Introduction To XAML
prostoalex writes "It was recently reported that Microsoft will integrate its own XML-based language for application programming into the next edition of Windows (codename Longhorn). This Introduction to XAML (Extensible Application Markup Language) provides an insight into how it's possible to build a Windows application with Microsoft's brand-new XAML language."
XML is meant to be interoperable.
How well does XAML achieve in this regard?
If Microsoft was only a technology company and could leave that whole messy marketing evilness out of it. Microsoft has come up with (or outright "borrowed") some very cool RAD technologies over the years. But god help us if they try to integrate any more then the UI elements into this "programming language" (I was once forced to use an ad-hoc XML-based programming language... it sounded ok until you tried to program in it, implementing logic was weird), but for the UI, wow.

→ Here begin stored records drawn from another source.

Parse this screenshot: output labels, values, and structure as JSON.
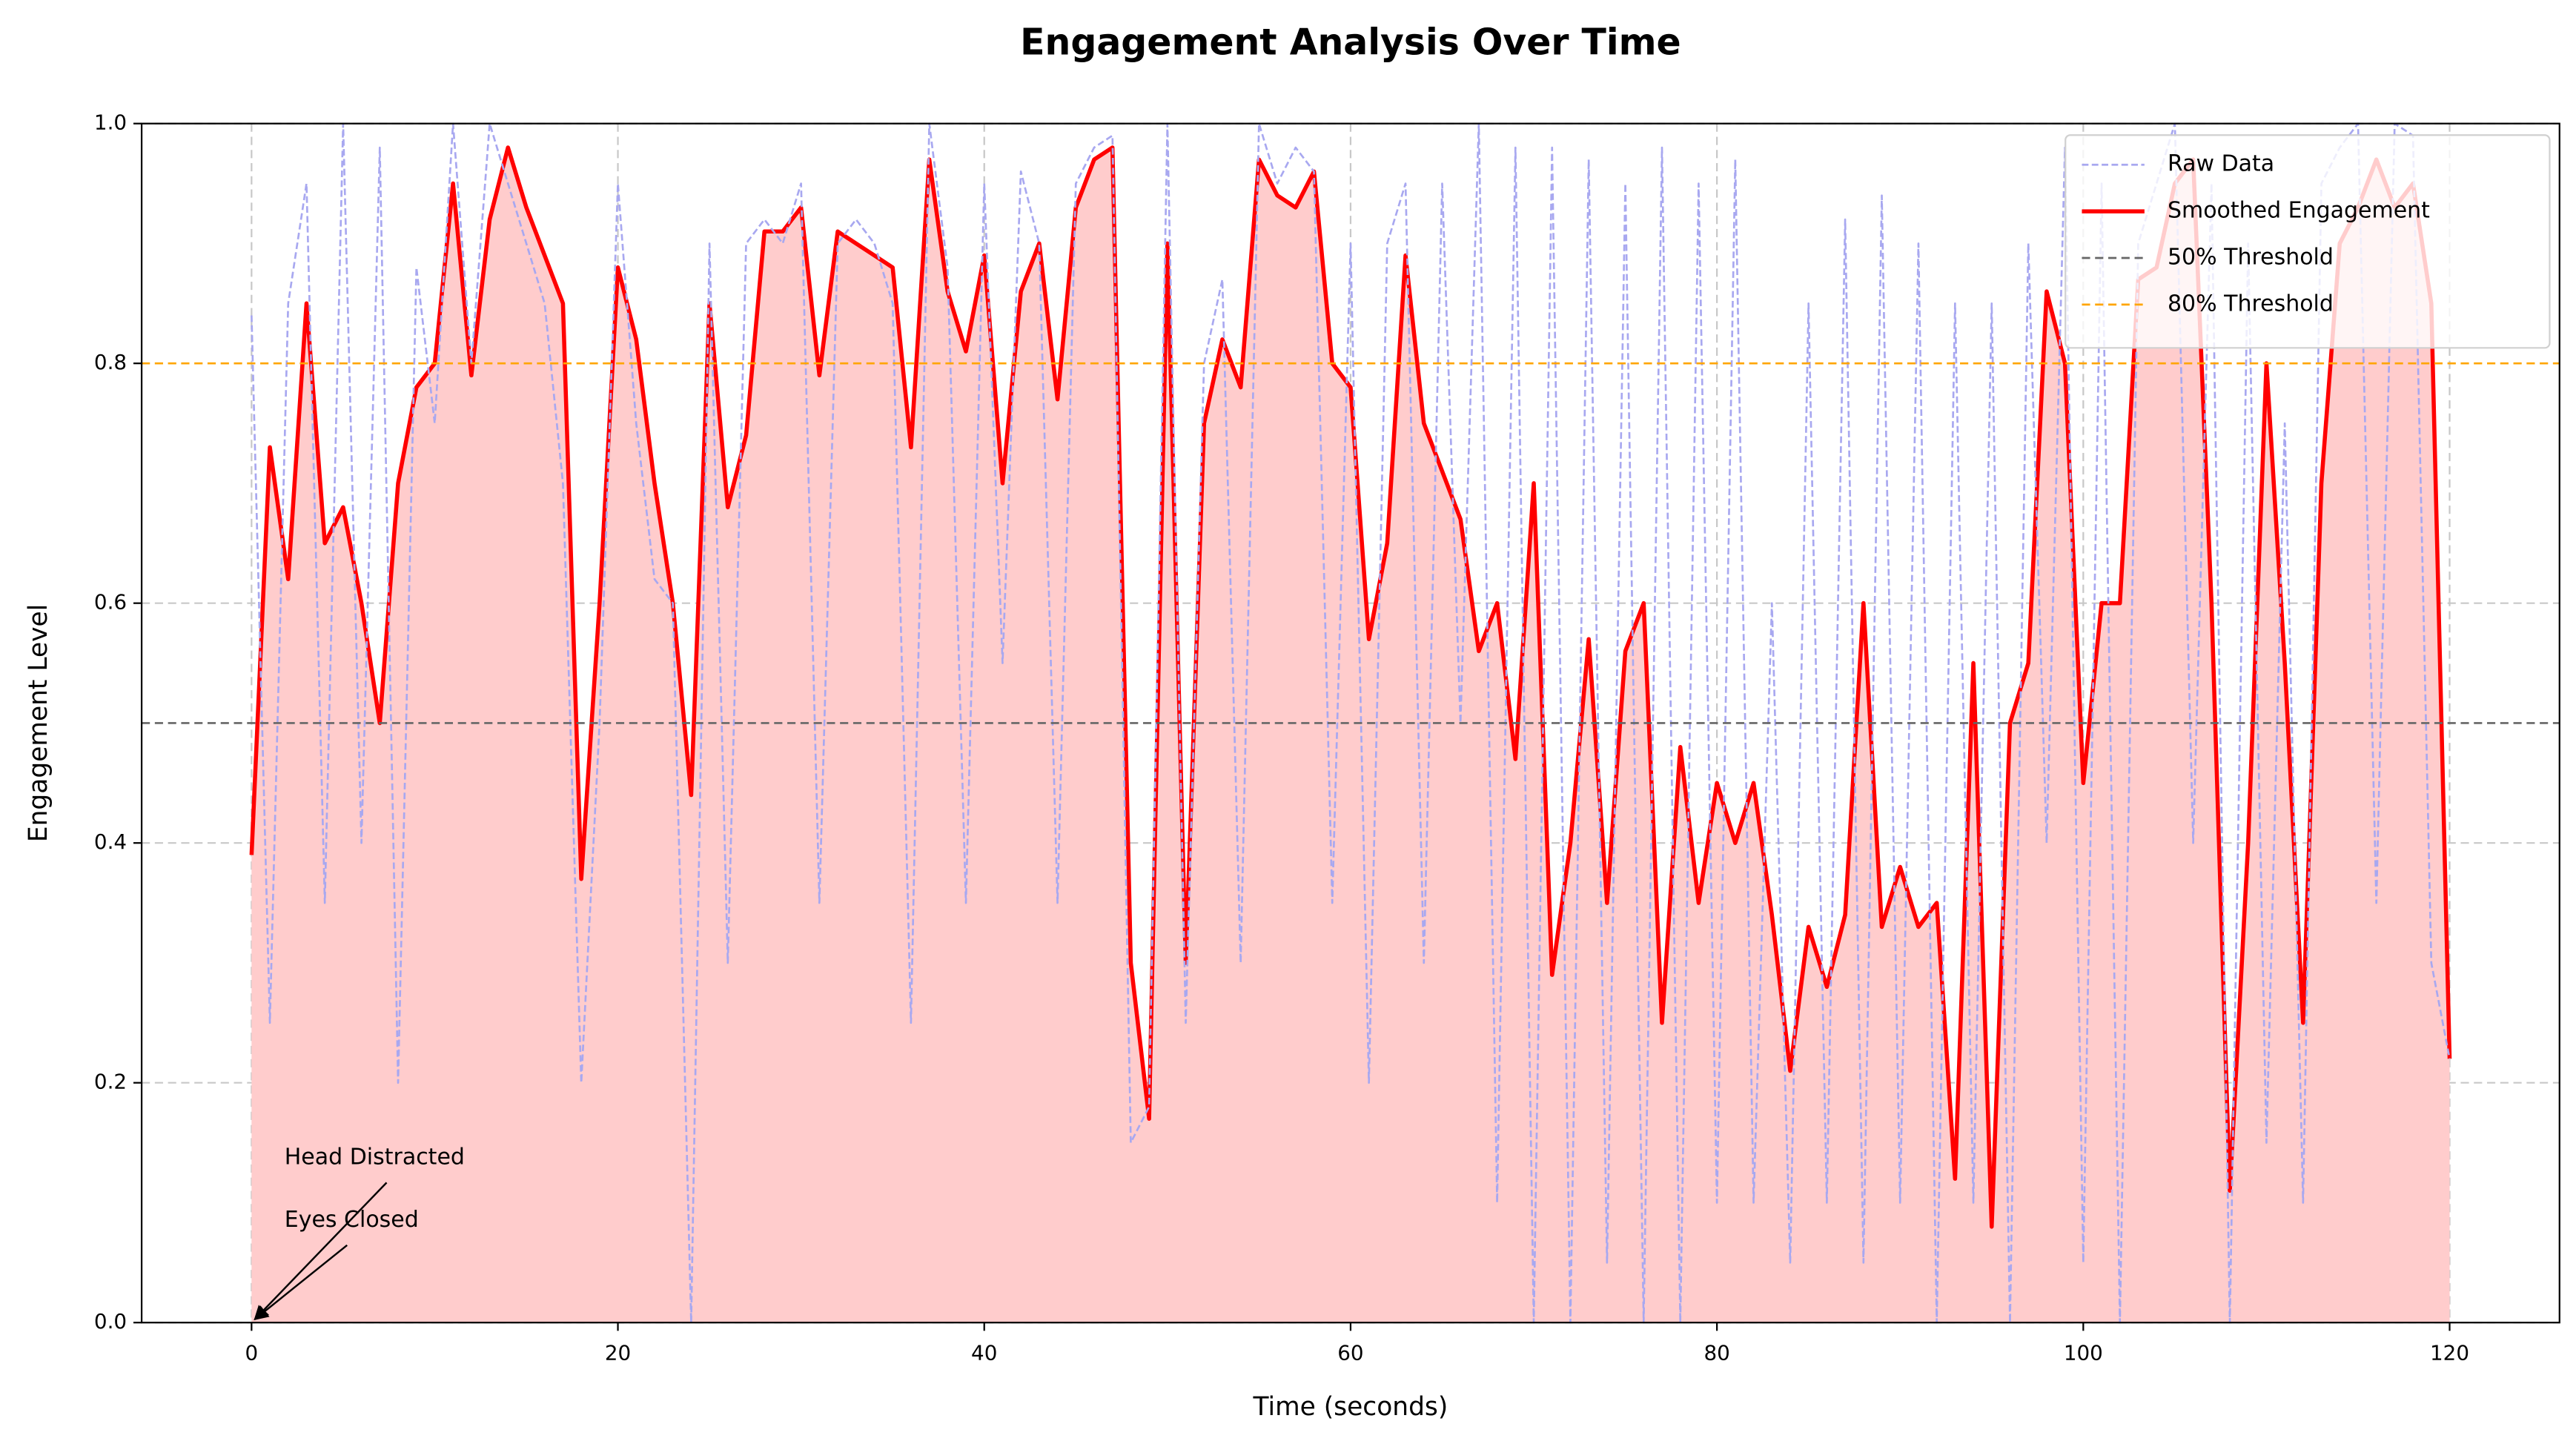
{
  "chart_data": {
    "type": "line",
    "title": "Engagement Analysis Over Time",
    "xlabel": "Time (seconds)",
    "ylabel": "Engagement Level",
    "x": [
      0,
      1,
      2,
      3,
      4,
      5,
      6,
      7,
      8,
      9,
      10,
      11,
      12,
      13,
      14,
      15,
      16,
      17,
      18,
      19,
      20,
      21,
      22,
      23,
      24,
      25,
      26,
      27,
      28,
      29,
      30,
      31,
      32,
      33,
      34,
      35,
      36,
      37,
      38,
      39,
      40,
      41,
      42,
      43,
      44,
      45,
      46,
      47,
      48,
      49,
      50,
      51,
      52,
      53,
      54,
      55,
      56,
      57,
      58,
      59,
      60,
      61,
      62,
      63,
      64,
      65,
      66,
      67,
      68,
      69,
      70,
      71,
      72,
      73,
      74,
      75,
      76,
      77,
      78,
      79,
      80,
      81,
      82,
      83,
      84,
      85,
      86,
      87,
      88,
      89,
      90,
      91,
      92,
      93,
      94,
      95,
      96,
      97,
      98,
      99,
      100,
      101,
      102,
      103,
      104,
      105,
      106,
      107,
      108,
      109,
      110,
      111,
      112,
      113,
      114,
      115,
      116,
      117,
      118,
      119,
      120
    ],
    "series": [
      {
        "name": "Raw Data",
        "color": "#a8a8f0",
        "dashed": true,
        "values": [
          0.84,
          0.25,
          0.85,
          0.95,
          0.35,
          1.0,
          0.4,
          0.98,
          0.2,
          0.88,
          0.75,
          1.0,
          0.8,
          1.0,
          0.95,
          0.9,
          0.85,
          0.7,
          0.2,
          0.5,
          0.95,
          0.75,
          0.62,
          0.6,
          0.0,
          0.9,
          0.3,
          0.9,
          0.92,
          0.9,
          0.95,
          0.35,
          0.9,
          0.92,
          0.9,
          0.85,
          0.25,
          1.0,
          0.88,
          0.35,
          0.95,
          0.55,
          0.96,
          0.9,
          0.35,
          0.95,
          0.98,
          0.99,
          0.15,
          0.18,
          1.0,
          0.25,
          0.8,
          0.87,
          0.3,
          1.0,
          0.95,
          0.98,
          0.96,
          0.35,
          0.9,
          0.2,
          0.9,
          0.95,
          0.3,
          0.95,
          0.5,
          1.0,
          0.1,
          0.98,
          0.0,
          0.98,
          0.0,
          0.97,
          0.05,
          0.95,
          0.0,
          0.98,
          0.0,
          0.95,
          0.1,
          0.97,
          0.1,
          0.6,
          0.05,
          0.85,
          0.1,
          0.92,
          0.05,
          0.94,
          0.1,
          0.9,
          0.0,
          0.85,
          0.1,
          0.85,
          0.0,
          0.9,
          0.4,
          0.98,
          0.05,
          0.95,
          0.0,
          0.9,
          0.95,
          1.0,
          0.4,
          0.95,
          0.0,
          0.9,
          0.15,
          0.75,
          0.1,
          0.95,
          0.98,
          1.0,
          0.35,
          1.0,
          0.99,
          0.3,
          0.22
        ]
      },
      {
        "name": "Smoothed Engagement",
        "color": "#ff0000",
        "fill_color": "#ffcccc",
        "values": [
          0.39,
          0.73,
          0.62,
          0.85,
          0.65,
          0.68,
          0.6,
          0.5,
          0.7,
          0.78,
          0.8,
          0.95,
          0.79,
          0.92,
          0.98,
          0.93,
          0.89,
          0.85,
          0.37,
          0.6,
          0.88,
          0.82,
          0.7,
          0.6,
          0.44,
          0.85,
          0.68,
          0.74,
          0.91,
          0.91,
          0.93,
          0.79,
          0.91,
          0.9,
          0.89,
          0.88,
          0.73,
          0.97,
          0.86,
          0.81,
          0.89,
          0.7,
          0.86,
          0.9,
          0.77,
          0.93,
          0.97,
          0.98,
          0.3,
          0.17,
          0.9,
          0.3,
          0.75,
          0.82,
          0.78,
          0.97,
          0.94,
          0.93,
          0.96,
          0.8,
          0.78,
          0.57,
          0.65,
          0.89,
          0.75,
          0.71,
          0.67,
          0.56,
          0.6,
          0.47,
          0.7,
          0.29,
          0.4,
          0.57,
          0.35,
          0.56,
          0.6,
          0.25,
          0.48,
          0.35,
          0.45,
          0.4,
          0.45,
          0.34,
          0.21,
          0.33,
          0.28,
          0.34,
          0.6,
          0.33,
          0.38,
          0.33,
          0.35,
          0.12,
          0.55,
          0.08,
          0.5,
          0.55,
          0.86,
          0.8,
          0.45,
          0.6,
          0.6,
          0.87,
          0.88,
          0.95,
          0.97,
          0.6,
          0.11,
          0.4,
          0.8,
          0.55,
          0.25,
          0.7,
          0.9,
          0.93,
          0.97,
          0.93,
          0.95,
          0.85,
          0.22
        ]
      }
    ],
    "thresholds": [
      {
        "name": "50% Threshold",
        "value": 0.5,
        "color": "#666666"
      },
      {
        "name": "80% Threshold",
        "value": 0.8,
        "color": "#ffa500"
      }
    ],
    "annotations": [
      {
        "text": "Head Distracted",
        "x": 0,
        "y": 0
      },
      {
        "text": "Eyes Closed",
        "x": 0,
        "y": 0
      }
    ],
    "xlim": [
      -6,
      126
    ],
    "ylim": [
      0,
      1
    ],
    "xticks": [
      0,
      20,
      40,
      60,
      80,
      100,
      120
    ],
    "yticks": [
      {
        "value": 0,
        "label": "0.0"
      },
      0.2,
      0.4,
      0.6,
      0.8,
      {
        "value": 1,
        "label": "1.0"
      }
    ],
    "grid": true,
    "legend": "upper right"
  }
}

"1984" was ment to be a warning, not a guidebook. You hear that Kim Jong-il!? BushCo?!
Mmm not so much.
All this does is abstract the UI from the code.

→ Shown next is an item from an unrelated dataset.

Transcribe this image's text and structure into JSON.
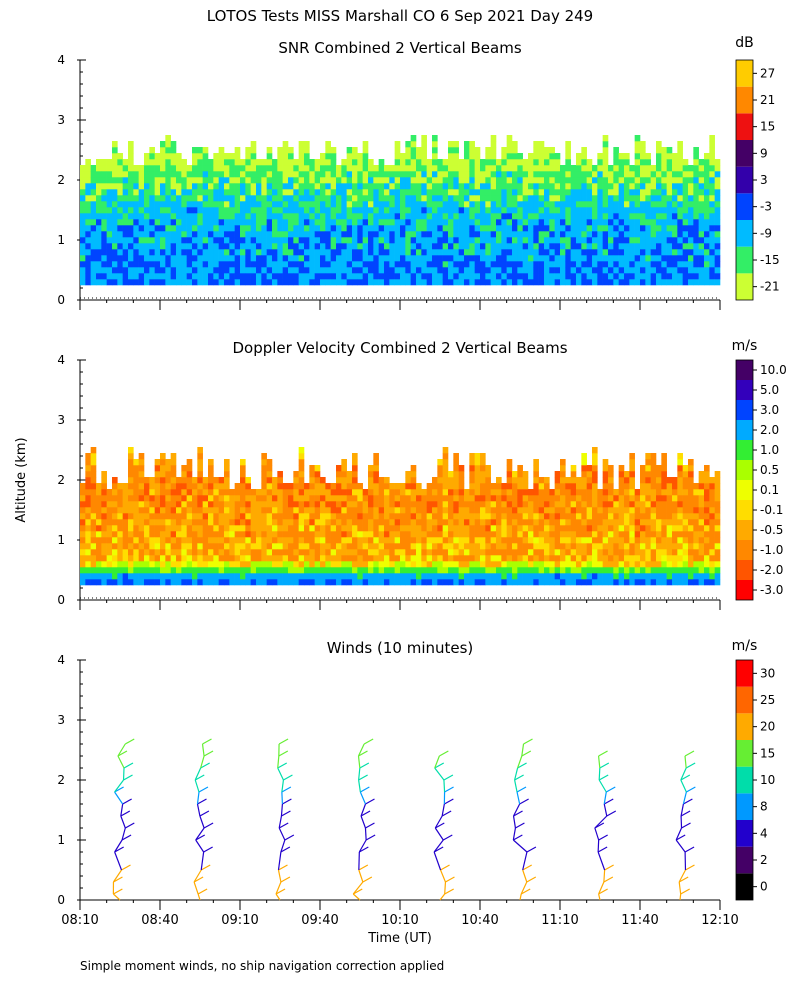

(Which is super if you look at the kludgey cra* they have foisted on developers through the VS series of products. I have always liked the ease of use of MS's designers but the resulting code usually made me angry. Nothing like adjusting the attribute of a control in the source and having it crash your IDE.)
You will still need to write behaviours for any application using XAML.

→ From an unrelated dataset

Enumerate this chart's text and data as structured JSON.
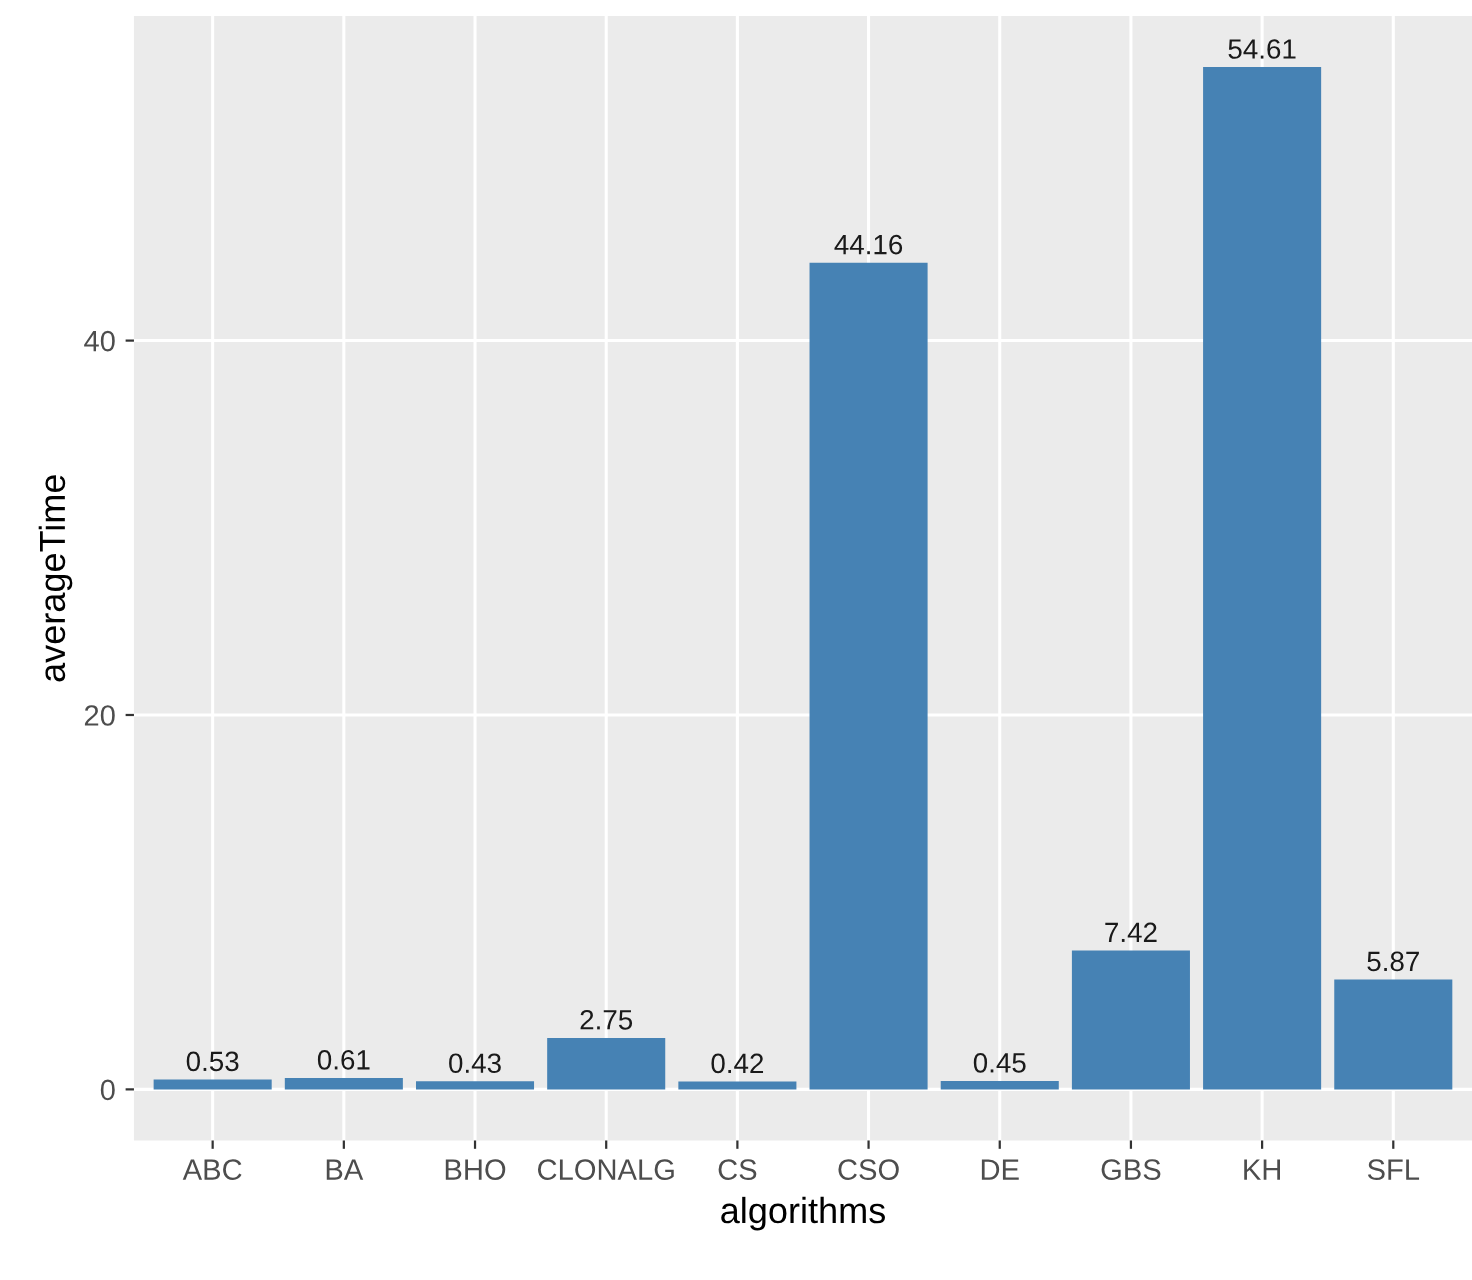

I believe there's been a couple of O/S projects that have done the same thing for a couple of years (abstracting UI to XML) but I'm not sure of the names..
The idea of XML-based interface definition has been around well before XAML. There are a ton of XML user interface languages around: http://xul.sourceforge.net/. Hell, Mozilla is built around it: http://www.hevanet.com/acorbin/xul/top.xul
You've been modded "funny" as I write this but really you have an interesting point.
The answer is that to date, all of our wheels have been spikey and sharp, tending to work poorly and often killing, crushing, and destorying things in its path, rather then working as designed.
My pet example of this is "Object Oriented Programming". I think OOP is a significant advance, but it took 20 years to start to get implementations of it that were really useful, in C++, in Python, in a couple of other languages. (I take a broad view here. C# probably qualifies, but I haven't used it. Perl does for wizards only; technically the capabilities exist but they're damned hard to really get right. Java is getting there but still borderline, unless you augment it with other tools. Most other implementations tend to hit complexity walls too early to be useful, such as pre-template C++.) Think "design patterns", and the subsequent work being done based on that.
Finding the best way to do one thing is easy. Finding the best way to do a million things is harder. Iterators or Observers? MVC or something else? Pervasive persistence or request only? (These are of course only sample questions, not meant to be answered or considered as exhaustive.) The only way to answer these questions on a large scale is to try them on a large scale. That takes time, and a lot of what seems like re-invention, as some new combination is tried out with a few subtly different answers from last time.
The sheer staggering multiplicity of answers on so many dimensions is really unprecendented in any other Engineering field, since they all tend to be able to use "physical locality" to isolate the complexities of their system. Consider the almost uniformity of mainstream CPU design, for instance; is it really so inconceivable that a little 'reinvention of the wheel', i.e., a complete re-thinking of PC architecture, isn't called for?
Right now, we really don't know as much as Language X bigots ("Language X is the one true way!") would have you think. There's still a lot of room for experimentation. And the only true way to experiment is by building a slightly different wheel, and seeing if it maims its users slightly less then before in a wide variety of situations.
In this sense, "software engineering" almost approaches a true experimental science, albeit with very engineering-oriented experiments.
Although I empathize with your sentiment, you obviously have no clue what your talking about in reference to the actual article submitted(yes, this is slashdot, big shock). The article's comment is a little misleading, this isn't for coding, it's for interface layout, which XML is quite effective at if you've ever touched XUL. XML is heirarchical. As are most, if not all, common GUI components. And separating logic from layout is A Good Thing, which XUL performs more cleanly than most toolkits I've seen (Swing, Windows Forms).
The true measure of the impact of a technology is how many highly effective solutions you can find that it wasn't really intended for. This is one for XML.